Amministratori locali. Le reazioni

«Il Patto di stabilità non è più onorabile, perché si fonda su entrate e spese, ma oggi le entrate non ci sono più».
Il presidente dell’Anci Graziano Delrio, al termine dell’ufficio di presidenza dell’associazione dei Comuni che ieri ha fatto il punto sulla revisione di spesa, sceglie la via più diretta per far conoscere il punto di vista dei Comuni sui rischi da spending review: un’uscita generalizzata dai vincoli di finanza pubblica, in grado di mettere in pericolo i saldi di bilancio del provvedimento che proprio sui conti locali fonda la parte determinante dei risparmi attesi. Gli amministratori locali si dicono anche «sorpresi» dall’adesione della Camera alla proposta del Governo di un esame veloce e senza modifiche del provvedimento, per arrivare presto al traguardo della «Gazzetta Ufficiale». Anche per questa ragione Delrio ha scritto ieri ai capigruppo della Camera per chiedere «un confronto nel merito» sul provvedimento di revisione di spesa, anche se è chiaro che la partita vera si giocherà da qui all’autunno, su un duplice fronte: la decisione sui criteri di distribuzione del nuovo taglio da 500 milioni al fondo sperimentale di riequilibrio, da individuare in Conferenza Stato Città entro il 30 settembre per evitare che scatti la tagliola automatica sulla base della spesa in «consumi intermedi» registrata nel 2011 dall’Economia; e la legge di stabilità, per rivedere quelli che i sindaci continuano a giudicare «tagli lineari». Ancora più allarmante per i Comuni, infatti, è la sforbiciata messa in calendario per il 2013, che vale altri due miliardi di euro.

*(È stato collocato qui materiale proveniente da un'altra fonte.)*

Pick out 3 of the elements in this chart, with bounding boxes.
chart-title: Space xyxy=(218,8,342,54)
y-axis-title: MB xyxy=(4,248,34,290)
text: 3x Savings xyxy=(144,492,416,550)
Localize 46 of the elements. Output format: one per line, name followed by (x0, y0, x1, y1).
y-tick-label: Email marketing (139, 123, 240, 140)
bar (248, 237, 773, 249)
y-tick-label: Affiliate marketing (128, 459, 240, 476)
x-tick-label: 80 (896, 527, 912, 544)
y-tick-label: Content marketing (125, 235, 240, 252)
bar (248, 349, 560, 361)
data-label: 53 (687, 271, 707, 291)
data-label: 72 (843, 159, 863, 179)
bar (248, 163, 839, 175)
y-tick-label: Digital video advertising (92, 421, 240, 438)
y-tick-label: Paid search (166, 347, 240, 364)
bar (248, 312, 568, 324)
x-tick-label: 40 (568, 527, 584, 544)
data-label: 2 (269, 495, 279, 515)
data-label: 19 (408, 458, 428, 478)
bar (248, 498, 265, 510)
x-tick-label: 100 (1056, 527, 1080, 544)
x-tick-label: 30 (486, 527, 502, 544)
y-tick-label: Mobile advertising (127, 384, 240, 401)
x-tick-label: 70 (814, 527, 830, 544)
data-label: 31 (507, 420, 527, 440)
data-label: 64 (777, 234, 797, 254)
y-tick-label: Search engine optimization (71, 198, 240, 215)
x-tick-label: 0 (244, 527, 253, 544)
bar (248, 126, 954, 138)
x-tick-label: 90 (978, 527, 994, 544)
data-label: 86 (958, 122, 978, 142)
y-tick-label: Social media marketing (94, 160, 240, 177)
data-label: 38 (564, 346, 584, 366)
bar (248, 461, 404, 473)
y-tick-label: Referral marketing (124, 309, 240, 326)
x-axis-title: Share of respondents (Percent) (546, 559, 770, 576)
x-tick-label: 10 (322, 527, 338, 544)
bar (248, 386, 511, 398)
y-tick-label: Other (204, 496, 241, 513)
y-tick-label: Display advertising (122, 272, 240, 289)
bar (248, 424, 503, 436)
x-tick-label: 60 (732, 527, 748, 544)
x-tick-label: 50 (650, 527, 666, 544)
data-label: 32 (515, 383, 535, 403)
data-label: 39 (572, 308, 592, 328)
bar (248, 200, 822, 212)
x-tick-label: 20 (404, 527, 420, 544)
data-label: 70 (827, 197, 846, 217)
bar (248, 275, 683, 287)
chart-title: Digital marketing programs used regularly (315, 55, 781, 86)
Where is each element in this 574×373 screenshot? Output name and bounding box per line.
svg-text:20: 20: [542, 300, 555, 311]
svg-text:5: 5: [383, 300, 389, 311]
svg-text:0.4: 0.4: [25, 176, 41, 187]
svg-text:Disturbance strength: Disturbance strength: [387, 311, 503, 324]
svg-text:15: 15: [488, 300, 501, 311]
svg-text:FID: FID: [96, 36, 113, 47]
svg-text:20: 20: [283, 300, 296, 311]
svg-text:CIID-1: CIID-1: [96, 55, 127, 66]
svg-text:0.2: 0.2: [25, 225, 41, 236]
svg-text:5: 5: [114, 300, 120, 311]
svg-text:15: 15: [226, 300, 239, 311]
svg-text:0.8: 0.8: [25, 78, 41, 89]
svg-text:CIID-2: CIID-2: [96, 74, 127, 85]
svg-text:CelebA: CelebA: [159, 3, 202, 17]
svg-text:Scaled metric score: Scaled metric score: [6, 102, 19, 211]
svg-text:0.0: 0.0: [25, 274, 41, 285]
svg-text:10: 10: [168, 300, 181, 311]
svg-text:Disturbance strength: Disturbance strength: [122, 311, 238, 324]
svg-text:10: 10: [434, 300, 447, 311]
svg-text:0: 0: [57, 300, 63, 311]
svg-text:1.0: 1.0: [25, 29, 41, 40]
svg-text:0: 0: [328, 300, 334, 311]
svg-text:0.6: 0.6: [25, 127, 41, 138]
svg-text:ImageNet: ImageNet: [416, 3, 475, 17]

Sul primo fronte, l’obiettivo principale delle amministrazioni locali è rivedere i parametri di distribuzione dei tagli, cercando di concentrare i risparmi su singole voci di spesa giudicate comprimibili con interventi centralizzati, dalle assicurazioni alle banche. La partita non è semplice anche perché l’analisi condotta dal commissario straordinario per la razionalizzazione della spesa pubblica Enrico Bondi (anticipati sul Sole 24 Ore del 30 luglio) attribuiscono ai Comuni il 60% dei 13,4 miliardi di «eccesso di spesa» rilevato fra enti territoriali e università. Solo nelle città con più di 100mila abitanti, secondo i numeri del supercommissario, si anniderebbero «sprechi» per 4,6 miliardi all’anno.
Le cifre sono il frutto di un’analisi statistica condotta con l’aiuto di Sose e Istat sui «consumi intermedi», dall’acquisto di carta e software alla manutenzione degli immobili – passando però anche per servizio rifiuti e trasporto pubblico – degli enti territoriali registrata nel 2011 dal Siope, il sistema telematico dell’Economia che monitora in tempo reale i flussi di cassa degli enti pubblici. Le spese di ogni ente sono state messe in rapporto con il numero di abitanti e di dipendenti, correggendo il tutto con alcune «variabili di contesto» come la collocazione geografica o i flussi turistici. Individuate in questo modo le medie, le spese che le superano sono considerate «inefficienti», e rappresentano nei Comuni il 23,4%, con un picco in Sardegna (tasso di inefficienza al 31,93%). Una sforbiciata profonda sulle inefficienze, spiega l’indagine, colpirebbe 1.851 Comuni mettendo nel mirino 1.498 milioni di euro, mentre alzando i parametri diminuirebbero ovviamente Comuni colpiti e risparmi.
Nell’analisi puramente statistica, in realtà, emergono dati curiosi, in base ai quali per esempio il Comune di Milano avrebbe una «spesa inefficiente» pari a 15 volte quella della Regione Campania, e l’analisi va parametrata anche sul plafond di uscite analizzate e sulle funzioni svolte dai diversi livelli di Governo. Gli amministratori locali, dal canto loro, chiedono di abbandonare il metodo, andando a colpire singole voci di costo da analizzare in base ai «fabbisogni standard», su cui lo stesso Bondi nei giorni scorsi ha richiamato l’esigenza di accelerare. La corda, comunque, è tesa, anche perché più di 2mila Comuni lamentano forti problemi di cassa dovuti anche al gettito dell’acconto Imu, inferiore al previsto. Il Viminale, al riguardo, ha accelerato i tempi per i conguagli sui trasferimenti, che in questi enti dovrebbero arrivare entro la prima metà di settembre (si veda anche pagina 27).